I also doubt that considering investments made by the PPC market actors in AmigaOS4 for years it will ever happen.

9. When it comes to the original Amiga Operating System between 1.x and 4.x which do/did you like to use most?
A. Workbench 1.3 was a good starter for me when I was young and I liked very much how responsive it was at that time. I then moved to 3.1 and never went back to earlier releases. When I could afford to upgrade a bit my Amiga, I then tried OS3.9 and found it was a great step forward and a good attempt to modernize the aging OS3.1 without losing all it’s 3.1 mind. Regarding AOS4, I don’t own a PPC Amiga so I can’t really tell.


Amiga OS3.9

10. Have you ever been a member of an Amiga group and if so when and where?
A. I’m member of the Amiga Multitasking Force (AMF) which is a local group of Amiga users in French part of Suisse Romande. We meet every month to share Amiga news between us and enjoy being together.

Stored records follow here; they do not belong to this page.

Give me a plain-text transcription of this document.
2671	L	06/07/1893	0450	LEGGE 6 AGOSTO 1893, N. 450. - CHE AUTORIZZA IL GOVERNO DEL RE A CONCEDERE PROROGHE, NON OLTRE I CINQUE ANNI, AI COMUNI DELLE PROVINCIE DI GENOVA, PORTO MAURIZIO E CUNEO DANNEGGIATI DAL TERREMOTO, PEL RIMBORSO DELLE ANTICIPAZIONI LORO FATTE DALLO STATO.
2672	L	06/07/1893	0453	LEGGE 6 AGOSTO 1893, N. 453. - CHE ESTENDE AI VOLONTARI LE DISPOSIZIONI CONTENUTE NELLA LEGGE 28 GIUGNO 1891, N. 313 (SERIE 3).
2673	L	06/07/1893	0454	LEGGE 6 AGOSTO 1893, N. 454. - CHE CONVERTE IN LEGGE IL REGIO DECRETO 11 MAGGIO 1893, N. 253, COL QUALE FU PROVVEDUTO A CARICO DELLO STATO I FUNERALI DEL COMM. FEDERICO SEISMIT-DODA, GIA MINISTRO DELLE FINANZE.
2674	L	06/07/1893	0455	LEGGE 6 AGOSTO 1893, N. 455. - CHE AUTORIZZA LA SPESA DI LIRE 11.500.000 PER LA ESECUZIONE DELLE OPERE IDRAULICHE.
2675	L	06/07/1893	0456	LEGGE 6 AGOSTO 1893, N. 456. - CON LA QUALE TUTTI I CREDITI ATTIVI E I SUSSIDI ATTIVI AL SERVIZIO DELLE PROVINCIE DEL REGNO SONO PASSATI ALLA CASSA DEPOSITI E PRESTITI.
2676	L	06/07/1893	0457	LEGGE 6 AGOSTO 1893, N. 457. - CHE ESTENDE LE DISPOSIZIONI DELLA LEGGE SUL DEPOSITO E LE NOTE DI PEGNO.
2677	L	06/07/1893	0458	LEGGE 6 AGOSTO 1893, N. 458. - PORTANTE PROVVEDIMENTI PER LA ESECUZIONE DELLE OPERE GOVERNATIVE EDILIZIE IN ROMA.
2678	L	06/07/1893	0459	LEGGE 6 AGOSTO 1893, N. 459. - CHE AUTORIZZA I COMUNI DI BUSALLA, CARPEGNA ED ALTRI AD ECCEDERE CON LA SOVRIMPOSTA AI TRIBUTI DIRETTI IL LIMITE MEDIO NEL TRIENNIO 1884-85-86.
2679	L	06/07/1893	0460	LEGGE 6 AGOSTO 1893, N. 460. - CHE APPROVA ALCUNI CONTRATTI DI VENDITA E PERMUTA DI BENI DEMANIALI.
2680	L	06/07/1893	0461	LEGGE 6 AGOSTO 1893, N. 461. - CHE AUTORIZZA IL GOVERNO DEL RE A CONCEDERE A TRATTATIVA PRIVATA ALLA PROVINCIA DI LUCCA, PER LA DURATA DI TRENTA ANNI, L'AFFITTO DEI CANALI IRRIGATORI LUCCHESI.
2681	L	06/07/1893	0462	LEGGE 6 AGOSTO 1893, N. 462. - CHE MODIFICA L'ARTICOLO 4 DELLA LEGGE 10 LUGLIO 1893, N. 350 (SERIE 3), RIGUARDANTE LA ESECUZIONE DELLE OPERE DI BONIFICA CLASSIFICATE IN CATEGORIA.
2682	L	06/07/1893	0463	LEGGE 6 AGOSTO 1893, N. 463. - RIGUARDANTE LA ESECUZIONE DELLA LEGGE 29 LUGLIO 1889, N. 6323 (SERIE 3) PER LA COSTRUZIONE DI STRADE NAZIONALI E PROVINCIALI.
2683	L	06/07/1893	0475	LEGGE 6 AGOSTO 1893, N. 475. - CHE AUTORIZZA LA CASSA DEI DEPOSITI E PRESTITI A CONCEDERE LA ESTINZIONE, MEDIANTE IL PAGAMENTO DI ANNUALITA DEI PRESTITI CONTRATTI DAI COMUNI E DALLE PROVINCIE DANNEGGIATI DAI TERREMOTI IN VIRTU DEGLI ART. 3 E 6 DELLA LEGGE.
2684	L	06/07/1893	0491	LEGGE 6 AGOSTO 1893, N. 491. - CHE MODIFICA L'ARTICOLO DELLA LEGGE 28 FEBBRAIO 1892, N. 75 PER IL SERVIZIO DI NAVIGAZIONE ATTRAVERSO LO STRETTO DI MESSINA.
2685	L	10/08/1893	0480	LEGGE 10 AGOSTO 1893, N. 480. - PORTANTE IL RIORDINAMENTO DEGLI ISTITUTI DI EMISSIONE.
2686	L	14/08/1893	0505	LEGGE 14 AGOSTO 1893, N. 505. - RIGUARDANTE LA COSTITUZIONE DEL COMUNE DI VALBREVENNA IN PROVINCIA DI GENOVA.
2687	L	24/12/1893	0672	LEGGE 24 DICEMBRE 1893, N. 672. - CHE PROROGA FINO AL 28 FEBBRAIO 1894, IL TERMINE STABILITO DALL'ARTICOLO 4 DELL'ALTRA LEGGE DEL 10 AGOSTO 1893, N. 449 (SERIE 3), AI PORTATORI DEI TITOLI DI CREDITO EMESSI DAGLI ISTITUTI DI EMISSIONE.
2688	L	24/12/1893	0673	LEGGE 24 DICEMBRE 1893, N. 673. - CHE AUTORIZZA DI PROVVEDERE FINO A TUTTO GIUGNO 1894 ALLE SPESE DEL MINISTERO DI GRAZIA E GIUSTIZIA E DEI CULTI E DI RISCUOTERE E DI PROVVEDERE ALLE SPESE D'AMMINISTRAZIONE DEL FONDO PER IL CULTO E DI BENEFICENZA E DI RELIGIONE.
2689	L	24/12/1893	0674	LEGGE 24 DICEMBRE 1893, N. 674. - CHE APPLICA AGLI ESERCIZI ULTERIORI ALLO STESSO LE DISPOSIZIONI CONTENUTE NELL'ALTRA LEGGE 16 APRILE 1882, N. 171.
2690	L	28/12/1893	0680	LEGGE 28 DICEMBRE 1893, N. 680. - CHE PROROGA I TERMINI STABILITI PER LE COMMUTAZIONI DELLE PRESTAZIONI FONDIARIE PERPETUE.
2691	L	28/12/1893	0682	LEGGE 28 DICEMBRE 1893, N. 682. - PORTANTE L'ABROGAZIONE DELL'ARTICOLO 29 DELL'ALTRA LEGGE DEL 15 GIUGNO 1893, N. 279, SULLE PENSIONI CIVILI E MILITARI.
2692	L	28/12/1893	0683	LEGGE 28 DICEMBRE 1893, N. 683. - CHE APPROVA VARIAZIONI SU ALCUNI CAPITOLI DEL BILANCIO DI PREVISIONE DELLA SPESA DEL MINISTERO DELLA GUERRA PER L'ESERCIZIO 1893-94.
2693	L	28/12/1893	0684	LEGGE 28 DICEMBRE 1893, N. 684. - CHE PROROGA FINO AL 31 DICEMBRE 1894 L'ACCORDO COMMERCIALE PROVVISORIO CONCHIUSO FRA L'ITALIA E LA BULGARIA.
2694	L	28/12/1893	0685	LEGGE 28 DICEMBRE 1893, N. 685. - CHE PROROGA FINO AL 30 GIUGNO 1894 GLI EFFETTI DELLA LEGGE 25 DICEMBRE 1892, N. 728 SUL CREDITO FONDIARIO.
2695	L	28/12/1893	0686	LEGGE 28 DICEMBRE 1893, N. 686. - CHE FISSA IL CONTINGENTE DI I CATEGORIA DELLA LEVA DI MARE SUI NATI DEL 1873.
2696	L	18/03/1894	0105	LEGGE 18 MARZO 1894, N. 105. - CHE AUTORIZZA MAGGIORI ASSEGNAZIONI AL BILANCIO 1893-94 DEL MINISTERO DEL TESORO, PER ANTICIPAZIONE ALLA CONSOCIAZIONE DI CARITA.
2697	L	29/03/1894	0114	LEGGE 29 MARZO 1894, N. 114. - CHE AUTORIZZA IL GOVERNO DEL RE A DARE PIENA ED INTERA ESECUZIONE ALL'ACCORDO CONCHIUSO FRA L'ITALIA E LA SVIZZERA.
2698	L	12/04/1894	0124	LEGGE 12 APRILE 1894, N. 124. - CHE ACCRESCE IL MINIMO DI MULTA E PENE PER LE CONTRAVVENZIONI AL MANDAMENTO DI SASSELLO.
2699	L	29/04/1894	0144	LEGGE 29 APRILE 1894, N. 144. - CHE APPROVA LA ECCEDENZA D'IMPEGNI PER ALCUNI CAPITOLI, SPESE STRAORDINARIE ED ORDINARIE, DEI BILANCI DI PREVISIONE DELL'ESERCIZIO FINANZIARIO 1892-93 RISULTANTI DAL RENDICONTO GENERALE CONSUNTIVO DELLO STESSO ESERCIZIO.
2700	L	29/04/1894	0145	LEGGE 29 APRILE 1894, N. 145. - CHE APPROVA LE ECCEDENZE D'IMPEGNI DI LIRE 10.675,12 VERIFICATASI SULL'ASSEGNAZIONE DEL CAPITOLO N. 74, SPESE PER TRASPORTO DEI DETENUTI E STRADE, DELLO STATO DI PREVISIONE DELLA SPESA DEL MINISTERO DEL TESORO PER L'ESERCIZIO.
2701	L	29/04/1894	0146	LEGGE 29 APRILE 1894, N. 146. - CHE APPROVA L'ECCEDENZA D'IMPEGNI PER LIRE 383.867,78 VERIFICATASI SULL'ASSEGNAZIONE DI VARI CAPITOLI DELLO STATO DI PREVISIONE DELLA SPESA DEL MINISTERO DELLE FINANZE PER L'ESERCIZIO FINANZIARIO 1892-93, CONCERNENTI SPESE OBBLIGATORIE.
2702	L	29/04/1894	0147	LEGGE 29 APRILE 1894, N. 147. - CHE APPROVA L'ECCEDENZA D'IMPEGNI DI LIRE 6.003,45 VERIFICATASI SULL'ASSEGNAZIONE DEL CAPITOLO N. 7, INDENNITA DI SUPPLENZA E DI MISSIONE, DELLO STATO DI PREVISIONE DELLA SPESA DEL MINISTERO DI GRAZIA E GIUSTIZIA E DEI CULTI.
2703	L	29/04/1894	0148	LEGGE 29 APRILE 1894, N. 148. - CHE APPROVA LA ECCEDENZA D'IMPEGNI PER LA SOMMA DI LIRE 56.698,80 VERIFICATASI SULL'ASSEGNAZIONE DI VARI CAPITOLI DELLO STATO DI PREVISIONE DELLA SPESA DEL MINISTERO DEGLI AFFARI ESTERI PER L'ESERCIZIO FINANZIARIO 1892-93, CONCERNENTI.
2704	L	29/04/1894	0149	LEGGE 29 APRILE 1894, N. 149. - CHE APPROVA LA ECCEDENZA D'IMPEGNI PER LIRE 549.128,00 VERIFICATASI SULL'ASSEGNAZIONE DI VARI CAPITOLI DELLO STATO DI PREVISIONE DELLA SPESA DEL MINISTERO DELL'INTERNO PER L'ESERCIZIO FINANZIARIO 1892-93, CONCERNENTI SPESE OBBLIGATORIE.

11. Did you have your most favourite played games on Amiga and what were/are they?
A. Amiga had lot of super game titles but I of course had some preferred ones:
Simon The Sorcerer
The Settlers
Theme Park
Syndicate

12. Best Amiga system of all time for you?
A. Any vampirized one ;-)
 Joke apart, the Amiga 1200 is the golden one for me.

13. Best Amiga game of all time for you?
A. The Settlers

14. What are your thoughts about what happened to Commodore - Amiga?
A. Commodore made lot of mistakes and bad choices which lead them to bankruptcy. Alone, most of these choices would not have hurt them but considering number of them together at the same moment, I think Commodore destiny was pretty obvious at that time.
I’m a bit sad that considering how far in the past this happened nobody could not manage to get more IP from Amiga gifted to the community. For sure lot of sources and code are lost forever and will need to be recreated from scratch. AROS was conceptually a good attempt but failed on Amiga due to lack of developers interest.

15. How do you feel towards AmigaOS4 and reincarnations like AmigaOne?
A. One thing I always liked about the Amiga was how fast it was booting to Workbench and this is very important to me even today. I’ve seen AOS4 systems taking ages to boot and I know I could myself not stand that even if AOS4 feels very Amiga-ish when booted.

16. What do you make of the Amiga spin offs like MorphOS or AROS?
A. I have a PowerBook G4 running latest MorphOS version on it. I have to admit that MorphOS is really more advanced than AmigaOS4 in many, many topics and well packed but it misses that “little something” to bring me emotion I have with OS3. From what I have seen, AmigaOS4 has a better integration of E-UAE from a default setup and I think this could be improved in MorphOS to bring a better overall Amiga feeling.

17. What do you see as the future for Amiga or Amiga like OS?
A. With Vampire, 68k is getting a growing interest again and I’m sure that in the future we will see a resurgence of more and more 68k software and developer coming back to the Amiga.
Regarding OS4 and PPC, it looks to me like a dead-end since X5000 costs more than most people can afford to pay for a hobby and Tabor is lacking some important feature in CPU that will split the user base again as it was the case on 68000 with all its derivative binaries (020, 040, etc.). I would say that the “only” chance for OS4 to survive in a near future is to quickly make the same move that MorphOS made and support Mac PowerPCs. Moana was an early attempt to, I wish it was continued.

18. Any further comments to make?
A. Either being “silicon Motorola” 68k, 68080 FPGA, PPC or even emulation, I would like people to keep enjoying the Amiga platform and never forget it. Amiga is the root of most of our modern computers and it deserves to survive until the end of days ;-)


I'd like to say a big thank you for this interview, If you ever find yourself with a spare Vampire board for an A600 I have a very nice A600 waiting.

I'm really looking forward to where the Vampire road takes you and us next.